There isn’t an obvious incentive to make things clearer if the other party isn’t in any position to do much about them and you are a n the upside of the asymmetric information.
Well, yes.
Clearly I, as a mere worker-drone, have equal bargaining power with possible employer Mega-Corp plc. so that the restrictive covenants built into their contract of employment are entirely freely entered into and completely fine legally.
Likewise, I am obviously free to renegotiate the terms of my credit card with my credit card company if they don’t suit me.

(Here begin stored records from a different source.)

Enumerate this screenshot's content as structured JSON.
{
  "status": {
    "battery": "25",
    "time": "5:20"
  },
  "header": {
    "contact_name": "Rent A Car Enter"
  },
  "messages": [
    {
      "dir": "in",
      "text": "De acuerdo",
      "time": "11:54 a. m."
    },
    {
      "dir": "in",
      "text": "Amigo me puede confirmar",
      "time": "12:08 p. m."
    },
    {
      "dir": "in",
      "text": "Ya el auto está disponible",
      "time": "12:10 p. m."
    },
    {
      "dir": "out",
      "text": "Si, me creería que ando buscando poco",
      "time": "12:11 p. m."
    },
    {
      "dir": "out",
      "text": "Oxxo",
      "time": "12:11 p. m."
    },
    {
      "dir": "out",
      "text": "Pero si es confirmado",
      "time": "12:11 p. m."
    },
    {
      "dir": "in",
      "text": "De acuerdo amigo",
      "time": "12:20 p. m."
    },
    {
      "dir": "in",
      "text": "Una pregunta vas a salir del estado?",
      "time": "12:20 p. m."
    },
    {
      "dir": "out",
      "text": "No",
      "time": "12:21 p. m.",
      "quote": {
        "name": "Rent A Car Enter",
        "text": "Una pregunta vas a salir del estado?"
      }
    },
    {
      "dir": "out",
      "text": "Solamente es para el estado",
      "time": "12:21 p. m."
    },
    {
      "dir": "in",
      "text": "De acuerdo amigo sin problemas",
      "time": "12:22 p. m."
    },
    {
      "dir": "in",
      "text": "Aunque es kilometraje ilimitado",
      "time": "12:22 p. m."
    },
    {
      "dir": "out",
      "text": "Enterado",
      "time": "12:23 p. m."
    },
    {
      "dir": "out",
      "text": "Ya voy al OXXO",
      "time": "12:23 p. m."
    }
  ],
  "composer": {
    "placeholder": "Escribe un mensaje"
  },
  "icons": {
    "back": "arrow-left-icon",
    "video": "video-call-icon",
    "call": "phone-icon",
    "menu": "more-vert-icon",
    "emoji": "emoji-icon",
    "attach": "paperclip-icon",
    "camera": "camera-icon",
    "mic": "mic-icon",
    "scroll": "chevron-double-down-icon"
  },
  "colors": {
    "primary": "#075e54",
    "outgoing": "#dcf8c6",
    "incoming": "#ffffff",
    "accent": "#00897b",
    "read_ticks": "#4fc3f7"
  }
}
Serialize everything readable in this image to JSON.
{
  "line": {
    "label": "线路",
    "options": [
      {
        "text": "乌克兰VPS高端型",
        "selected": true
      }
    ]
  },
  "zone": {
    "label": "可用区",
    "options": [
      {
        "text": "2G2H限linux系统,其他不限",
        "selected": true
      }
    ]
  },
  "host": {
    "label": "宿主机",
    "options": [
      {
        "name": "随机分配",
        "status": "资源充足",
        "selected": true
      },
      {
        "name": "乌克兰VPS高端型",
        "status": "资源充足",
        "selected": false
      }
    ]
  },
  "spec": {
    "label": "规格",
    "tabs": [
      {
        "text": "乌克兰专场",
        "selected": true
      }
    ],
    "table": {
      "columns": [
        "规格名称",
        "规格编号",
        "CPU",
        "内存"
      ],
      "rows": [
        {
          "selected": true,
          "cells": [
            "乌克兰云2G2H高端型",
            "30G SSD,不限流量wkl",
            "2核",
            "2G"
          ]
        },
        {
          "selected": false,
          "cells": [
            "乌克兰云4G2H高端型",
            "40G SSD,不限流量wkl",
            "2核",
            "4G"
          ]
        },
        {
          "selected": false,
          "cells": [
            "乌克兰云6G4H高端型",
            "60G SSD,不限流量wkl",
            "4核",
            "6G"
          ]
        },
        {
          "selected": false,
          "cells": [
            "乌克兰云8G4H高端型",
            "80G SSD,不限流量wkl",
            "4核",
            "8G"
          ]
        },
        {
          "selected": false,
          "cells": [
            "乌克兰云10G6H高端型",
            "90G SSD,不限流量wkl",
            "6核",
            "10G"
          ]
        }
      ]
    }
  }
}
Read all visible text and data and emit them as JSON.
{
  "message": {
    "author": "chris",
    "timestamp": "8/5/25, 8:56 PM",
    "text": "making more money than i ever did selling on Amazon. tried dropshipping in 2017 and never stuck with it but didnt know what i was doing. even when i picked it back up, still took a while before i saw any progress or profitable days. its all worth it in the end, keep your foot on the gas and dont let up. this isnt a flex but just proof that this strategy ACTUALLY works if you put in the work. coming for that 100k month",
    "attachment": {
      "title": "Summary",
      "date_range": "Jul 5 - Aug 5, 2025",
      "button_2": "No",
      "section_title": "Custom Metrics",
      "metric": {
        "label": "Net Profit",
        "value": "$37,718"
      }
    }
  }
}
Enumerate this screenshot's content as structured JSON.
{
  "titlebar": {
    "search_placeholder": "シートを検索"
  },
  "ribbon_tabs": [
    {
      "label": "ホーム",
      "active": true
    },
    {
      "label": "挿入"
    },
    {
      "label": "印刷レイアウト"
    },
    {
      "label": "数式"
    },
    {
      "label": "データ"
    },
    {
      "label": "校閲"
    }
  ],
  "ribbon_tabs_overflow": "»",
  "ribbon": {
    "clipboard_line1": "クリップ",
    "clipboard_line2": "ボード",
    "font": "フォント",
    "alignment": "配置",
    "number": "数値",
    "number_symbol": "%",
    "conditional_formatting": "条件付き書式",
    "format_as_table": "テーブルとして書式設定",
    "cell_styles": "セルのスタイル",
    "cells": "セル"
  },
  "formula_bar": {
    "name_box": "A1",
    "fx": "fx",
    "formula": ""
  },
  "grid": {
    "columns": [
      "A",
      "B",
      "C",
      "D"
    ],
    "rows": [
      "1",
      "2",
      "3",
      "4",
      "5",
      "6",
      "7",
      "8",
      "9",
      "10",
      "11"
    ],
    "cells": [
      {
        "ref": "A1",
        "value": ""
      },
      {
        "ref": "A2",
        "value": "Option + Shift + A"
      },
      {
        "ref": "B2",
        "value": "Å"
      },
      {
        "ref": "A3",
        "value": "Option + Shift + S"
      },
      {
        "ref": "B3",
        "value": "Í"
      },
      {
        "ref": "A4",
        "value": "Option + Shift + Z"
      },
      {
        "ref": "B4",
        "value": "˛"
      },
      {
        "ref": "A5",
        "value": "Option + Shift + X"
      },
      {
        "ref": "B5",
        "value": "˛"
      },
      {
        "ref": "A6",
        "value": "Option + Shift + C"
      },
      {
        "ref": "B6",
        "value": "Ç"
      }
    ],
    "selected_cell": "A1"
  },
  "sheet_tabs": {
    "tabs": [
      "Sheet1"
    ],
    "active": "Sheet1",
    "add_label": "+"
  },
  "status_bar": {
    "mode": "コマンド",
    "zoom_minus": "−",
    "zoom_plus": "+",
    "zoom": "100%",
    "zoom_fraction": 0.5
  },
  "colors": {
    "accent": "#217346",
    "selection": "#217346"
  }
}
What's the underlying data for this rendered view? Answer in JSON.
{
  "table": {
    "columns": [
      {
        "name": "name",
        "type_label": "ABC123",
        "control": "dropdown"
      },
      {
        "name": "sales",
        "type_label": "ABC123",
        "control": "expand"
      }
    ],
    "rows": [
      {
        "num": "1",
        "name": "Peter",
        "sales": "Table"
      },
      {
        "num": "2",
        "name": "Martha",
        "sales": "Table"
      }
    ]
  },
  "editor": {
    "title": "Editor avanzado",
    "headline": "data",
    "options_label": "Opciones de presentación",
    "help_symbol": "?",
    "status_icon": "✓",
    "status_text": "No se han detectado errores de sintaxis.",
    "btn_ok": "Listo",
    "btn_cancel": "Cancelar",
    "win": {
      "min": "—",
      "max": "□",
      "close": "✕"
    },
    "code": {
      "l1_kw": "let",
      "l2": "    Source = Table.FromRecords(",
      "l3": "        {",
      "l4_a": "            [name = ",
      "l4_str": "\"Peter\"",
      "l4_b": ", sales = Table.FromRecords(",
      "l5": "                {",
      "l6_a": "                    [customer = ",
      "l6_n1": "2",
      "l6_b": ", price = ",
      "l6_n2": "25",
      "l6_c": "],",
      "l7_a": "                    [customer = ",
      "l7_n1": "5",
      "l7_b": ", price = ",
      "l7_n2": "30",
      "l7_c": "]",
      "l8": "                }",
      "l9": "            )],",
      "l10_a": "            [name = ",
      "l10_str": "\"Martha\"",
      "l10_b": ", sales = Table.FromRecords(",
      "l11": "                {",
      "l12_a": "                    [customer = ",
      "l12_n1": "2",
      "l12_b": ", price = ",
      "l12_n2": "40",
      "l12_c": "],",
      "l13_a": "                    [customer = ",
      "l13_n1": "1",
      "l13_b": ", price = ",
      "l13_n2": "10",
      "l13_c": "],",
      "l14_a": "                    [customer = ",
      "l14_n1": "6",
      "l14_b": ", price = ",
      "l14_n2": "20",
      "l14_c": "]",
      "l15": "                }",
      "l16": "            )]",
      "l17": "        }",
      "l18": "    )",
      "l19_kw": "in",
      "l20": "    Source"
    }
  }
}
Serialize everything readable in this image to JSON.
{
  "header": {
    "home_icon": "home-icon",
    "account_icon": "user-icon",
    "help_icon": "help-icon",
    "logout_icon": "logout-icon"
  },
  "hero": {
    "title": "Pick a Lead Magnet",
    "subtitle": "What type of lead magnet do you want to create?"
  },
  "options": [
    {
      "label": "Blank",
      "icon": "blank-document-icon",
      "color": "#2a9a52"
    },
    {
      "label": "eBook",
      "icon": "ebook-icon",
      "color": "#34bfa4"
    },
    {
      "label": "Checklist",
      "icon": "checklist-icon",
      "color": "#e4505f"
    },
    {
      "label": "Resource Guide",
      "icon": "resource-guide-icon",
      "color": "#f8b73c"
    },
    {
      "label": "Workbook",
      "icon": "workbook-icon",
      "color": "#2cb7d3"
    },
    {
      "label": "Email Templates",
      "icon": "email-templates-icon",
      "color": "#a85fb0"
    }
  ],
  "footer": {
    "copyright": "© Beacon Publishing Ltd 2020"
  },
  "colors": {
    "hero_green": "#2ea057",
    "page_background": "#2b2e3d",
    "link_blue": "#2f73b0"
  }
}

Mind you as an exercise in FUN, try crossing out and scribbling amendments all over the fine print on those “Pre-approved” credit card application forms that get junk mailed to everyone. Things like they will pay you x% on the amount of your credit balance, etc.
Keep a copy and send the original back. See if you get a credit card on those terms.
Kids - don’t try this at home.
I think a real part of the problem is that no one (and I mean no one) ever really reads these agreements. They just sort of accrete over time out of a bunch of different precedents and maybe Fred tweaked clause 12.1.(i) back in '02 and Alice looked at clause 23 in 2015 when that new law came in and so on…
Half the time people working on these contracts haven’t got a clue what the agreement actually says or why it uses particular wording or even what it is the client actually wants the contract to do. Generally the last is because the client hasn’t got a clue what they want the contract for (beyond - “have a contract we can show people”…).